Audio and Video all start life in the ``Analog Domain''. (Domain is used in this context just to mean before or after some particular conversion). It is important to understand the basic requirements of the media in time and space. The analog domain is usually best understood in terms of the range of frequencies in use for a particular quality. For sound, this means how low and high a note/sound is allowed. For video, this translates into the number of distinguishable colours. For video, we also have to consider the frame rate. Video is similar to film in that it consists of a number of discrete frames. You may recall seeing old films which were shot at a lower frame rate than is used nowadays, and flicker is visible. To refine this point further, we should distinguish between the rate at which a scene is sampled, and the rate at which a frame on a screen is displayed. For many moving image systems, these may be different. For example, films may show the same frame more than once to reduce flicker. Although Cathode Ray Tubes have significant persistence, video systems may refresh different parts of the screen at different rates - interlacing is used in many systems where alternate lines of the screen are refreshed in alternate cycles. This is motivated by the possible reduction in bandwidth, both in the analog and digital domain.

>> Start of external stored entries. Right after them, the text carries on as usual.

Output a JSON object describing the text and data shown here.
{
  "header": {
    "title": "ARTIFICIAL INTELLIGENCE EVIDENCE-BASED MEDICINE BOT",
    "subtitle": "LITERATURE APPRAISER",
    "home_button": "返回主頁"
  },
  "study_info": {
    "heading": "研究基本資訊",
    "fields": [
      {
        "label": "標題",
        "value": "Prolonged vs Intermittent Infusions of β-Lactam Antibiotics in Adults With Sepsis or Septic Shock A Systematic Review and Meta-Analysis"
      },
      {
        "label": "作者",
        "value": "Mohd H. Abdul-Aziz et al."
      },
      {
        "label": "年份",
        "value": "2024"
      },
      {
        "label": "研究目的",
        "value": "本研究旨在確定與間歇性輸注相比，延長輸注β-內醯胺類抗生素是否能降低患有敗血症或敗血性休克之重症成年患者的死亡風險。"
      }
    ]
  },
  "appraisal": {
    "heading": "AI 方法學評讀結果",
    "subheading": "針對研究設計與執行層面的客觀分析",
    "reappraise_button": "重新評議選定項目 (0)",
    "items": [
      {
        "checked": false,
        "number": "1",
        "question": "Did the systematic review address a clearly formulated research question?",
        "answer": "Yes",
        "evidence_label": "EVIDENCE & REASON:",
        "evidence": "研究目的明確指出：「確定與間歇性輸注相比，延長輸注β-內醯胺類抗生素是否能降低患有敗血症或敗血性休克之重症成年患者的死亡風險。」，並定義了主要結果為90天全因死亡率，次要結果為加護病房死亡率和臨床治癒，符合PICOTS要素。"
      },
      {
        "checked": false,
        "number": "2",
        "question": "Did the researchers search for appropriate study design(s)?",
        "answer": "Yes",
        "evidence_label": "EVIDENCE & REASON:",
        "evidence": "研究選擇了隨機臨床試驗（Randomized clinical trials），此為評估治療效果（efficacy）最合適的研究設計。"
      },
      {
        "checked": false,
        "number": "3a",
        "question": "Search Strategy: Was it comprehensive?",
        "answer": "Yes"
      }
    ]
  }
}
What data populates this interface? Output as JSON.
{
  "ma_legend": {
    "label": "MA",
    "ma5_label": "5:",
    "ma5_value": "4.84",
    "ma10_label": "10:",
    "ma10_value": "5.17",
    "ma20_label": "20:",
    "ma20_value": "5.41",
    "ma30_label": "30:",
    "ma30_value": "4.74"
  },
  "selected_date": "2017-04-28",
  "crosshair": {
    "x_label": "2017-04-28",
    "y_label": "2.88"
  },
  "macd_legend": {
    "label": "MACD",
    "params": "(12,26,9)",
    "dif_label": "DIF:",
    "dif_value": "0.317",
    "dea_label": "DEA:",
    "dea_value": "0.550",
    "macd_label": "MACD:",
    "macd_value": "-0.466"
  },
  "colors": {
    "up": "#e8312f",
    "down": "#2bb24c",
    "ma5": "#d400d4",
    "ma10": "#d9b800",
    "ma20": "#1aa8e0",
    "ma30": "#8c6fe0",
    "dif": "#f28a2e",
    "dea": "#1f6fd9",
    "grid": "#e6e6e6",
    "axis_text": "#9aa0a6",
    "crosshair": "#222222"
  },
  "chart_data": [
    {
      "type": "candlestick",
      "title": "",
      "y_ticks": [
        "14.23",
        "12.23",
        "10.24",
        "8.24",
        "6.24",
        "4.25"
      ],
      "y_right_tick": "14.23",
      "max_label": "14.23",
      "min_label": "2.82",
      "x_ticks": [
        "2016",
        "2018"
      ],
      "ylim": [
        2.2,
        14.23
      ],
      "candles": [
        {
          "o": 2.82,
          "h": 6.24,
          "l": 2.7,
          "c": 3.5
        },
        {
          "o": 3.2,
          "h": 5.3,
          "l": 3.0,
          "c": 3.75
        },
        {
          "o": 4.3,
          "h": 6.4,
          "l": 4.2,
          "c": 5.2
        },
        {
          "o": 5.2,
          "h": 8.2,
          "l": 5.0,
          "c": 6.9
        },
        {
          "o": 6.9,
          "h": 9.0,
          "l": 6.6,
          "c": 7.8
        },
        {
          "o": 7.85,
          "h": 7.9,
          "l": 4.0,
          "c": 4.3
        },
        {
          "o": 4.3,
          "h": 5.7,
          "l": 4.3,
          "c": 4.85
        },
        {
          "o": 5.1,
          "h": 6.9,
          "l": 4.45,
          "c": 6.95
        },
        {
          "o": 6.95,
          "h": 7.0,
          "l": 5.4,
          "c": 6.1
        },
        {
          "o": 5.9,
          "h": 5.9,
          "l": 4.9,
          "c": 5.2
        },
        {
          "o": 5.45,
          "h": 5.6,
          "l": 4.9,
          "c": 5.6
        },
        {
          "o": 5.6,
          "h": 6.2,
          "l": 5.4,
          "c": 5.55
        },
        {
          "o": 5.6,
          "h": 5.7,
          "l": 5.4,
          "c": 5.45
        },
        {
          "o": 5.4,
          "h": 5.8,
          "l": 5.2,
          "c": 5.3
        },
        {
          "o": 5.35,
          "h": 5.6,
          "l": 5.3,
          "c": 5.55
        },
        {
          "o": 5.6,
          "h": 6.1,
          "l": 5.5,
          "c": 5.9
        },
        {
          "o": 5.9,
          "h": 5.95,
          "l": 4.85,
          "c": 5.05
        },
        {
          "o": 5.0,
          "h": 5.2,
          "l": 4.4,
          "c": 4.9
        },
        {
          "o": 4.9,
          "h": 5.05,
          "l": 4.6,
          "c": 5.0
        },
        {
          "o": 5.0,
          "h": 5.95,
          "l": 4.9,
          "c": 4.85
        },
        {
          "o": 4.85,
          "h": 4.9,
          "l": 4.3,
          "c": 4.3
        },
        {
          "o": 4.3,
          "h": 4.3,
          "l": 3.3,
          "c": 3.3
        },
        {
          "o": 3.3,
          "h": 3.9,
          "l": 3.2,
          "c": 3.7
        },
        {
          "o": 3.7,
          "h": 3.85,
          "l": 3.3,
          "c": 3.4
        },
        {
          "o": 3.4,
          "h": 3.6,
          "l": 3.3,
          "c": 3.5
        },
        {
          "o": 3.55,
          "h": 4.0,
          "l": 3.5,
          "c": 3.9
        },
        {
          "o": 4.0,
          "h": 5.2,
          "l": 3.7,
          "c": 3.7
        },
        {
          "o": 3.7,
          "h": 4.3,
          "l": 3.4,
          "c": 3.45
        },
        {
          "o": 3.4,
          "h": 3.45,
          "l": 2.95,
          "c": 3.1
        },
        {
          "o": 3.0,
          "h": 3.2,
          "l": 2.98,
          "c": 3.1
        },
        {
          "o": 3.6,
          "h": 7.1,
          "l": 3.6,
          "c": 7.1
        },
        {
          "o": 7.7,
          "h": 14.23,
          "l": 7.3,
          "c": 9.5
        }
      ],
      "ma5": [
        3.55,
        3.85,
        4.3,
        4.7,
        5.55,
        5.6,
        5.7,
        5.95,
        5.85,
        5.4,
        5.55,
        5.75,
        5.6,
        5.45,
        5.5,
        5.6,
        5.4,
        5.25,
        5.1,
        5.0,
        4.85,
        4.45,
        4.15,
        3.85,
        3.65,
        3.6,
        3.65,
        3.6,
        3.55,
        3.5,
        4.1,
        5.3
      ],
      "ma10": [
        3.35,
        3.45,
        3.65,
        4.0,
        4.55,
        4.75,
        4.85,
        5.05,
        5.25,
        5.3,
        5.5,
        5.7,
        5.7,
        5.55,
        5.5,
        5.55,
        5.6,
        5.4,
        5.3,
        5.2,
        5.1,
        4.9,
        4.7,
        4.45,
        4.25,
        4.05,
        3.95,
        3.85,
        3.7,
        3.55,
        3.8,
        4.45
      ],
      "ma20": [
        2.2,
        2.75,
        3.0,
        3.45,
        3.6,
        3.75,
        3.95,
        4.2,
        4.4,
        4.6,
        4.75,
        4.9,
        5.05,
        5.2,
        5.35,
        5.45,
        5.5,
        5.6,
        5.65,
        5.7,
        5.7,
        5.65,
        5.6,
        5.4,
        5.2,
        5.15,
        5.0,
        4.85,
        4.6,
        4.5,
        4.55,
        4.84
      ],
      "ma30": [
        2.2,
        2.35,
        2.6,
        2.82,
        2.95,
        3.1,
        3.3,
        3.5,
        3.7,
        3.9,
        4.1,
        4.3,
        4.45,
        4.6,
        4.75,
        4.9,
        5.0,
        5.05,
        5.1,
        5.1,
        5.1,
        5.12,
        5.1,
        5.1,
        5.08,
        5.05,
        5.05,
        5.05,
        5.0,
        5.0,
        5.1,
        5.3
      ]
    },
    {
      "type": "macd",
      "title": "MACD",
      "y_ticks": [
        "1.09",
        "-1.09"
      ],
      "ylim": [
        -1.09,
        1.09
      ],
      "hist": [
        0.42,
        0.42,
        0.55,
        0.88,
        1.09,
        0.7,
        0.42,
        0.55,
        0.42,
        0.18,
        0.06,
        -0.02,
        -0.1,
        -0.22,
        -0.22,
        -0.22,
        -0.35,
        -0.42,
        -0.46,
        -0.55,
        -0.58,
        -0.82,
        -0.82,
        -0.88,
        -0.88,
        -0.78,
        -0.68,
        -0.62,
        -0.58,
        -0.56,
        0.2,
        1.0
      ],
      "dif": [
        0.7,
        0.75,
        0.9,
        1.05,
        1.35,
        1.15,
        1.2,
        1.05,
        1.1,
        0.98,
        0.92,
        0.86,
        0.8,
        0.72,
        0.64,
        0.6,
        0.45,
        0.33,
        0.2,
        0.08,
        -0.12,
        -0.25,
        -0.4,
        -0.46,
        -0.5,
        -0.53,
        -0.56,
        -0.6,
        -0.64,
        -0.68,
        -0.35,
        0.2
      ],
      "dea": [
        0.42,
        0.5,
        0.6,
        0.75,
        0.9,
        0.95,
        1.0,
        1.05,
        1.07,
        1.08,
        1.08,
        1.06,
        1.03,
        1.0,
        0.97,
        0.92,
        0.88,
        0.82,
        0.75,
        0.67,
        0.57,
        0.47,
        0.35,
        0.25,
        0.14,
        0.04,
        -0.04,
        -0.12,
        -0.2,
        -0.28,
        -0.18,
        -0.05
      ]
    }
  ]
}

Both sound and image can be broken down at any instant into a set of basic frequencies. This is the so-called ``waveform''. We can record all of the frequencies present at anyone time, or we can choose to record only the ``important'' ones. If we choose to record less than all frequencies, we get less ``fidelity'' in our recording, so that the playback is less like the original. However, the less we record, the less tape/recording media we need.
Audio and Video start as waves, a sequence of compression and rare-faction of air, or the fluctuation of an electric and magnetic field, with time.
Waves need to be captured, by some device, and then sampled digitally. Typically, a ``sample-and-hold'' technique is used: An electro-mechanical or light sensitive device responds to the sound or light, and produces an analogue electrical signal. This can be averaged over a sample period by providing some discrete clock signal, and an averaging circuit. The value during this sample period can then be converted to a digital value of a given accuracy (``quantized'').
We can do this sampling ``perfectly'' by sampling twice as often digitally as the highest analog frequency, or we can take advantage of human frailty and reduce the quality by decreasing the sample frequency (the clock rate above, and/or the quantization (number of bits used per sample).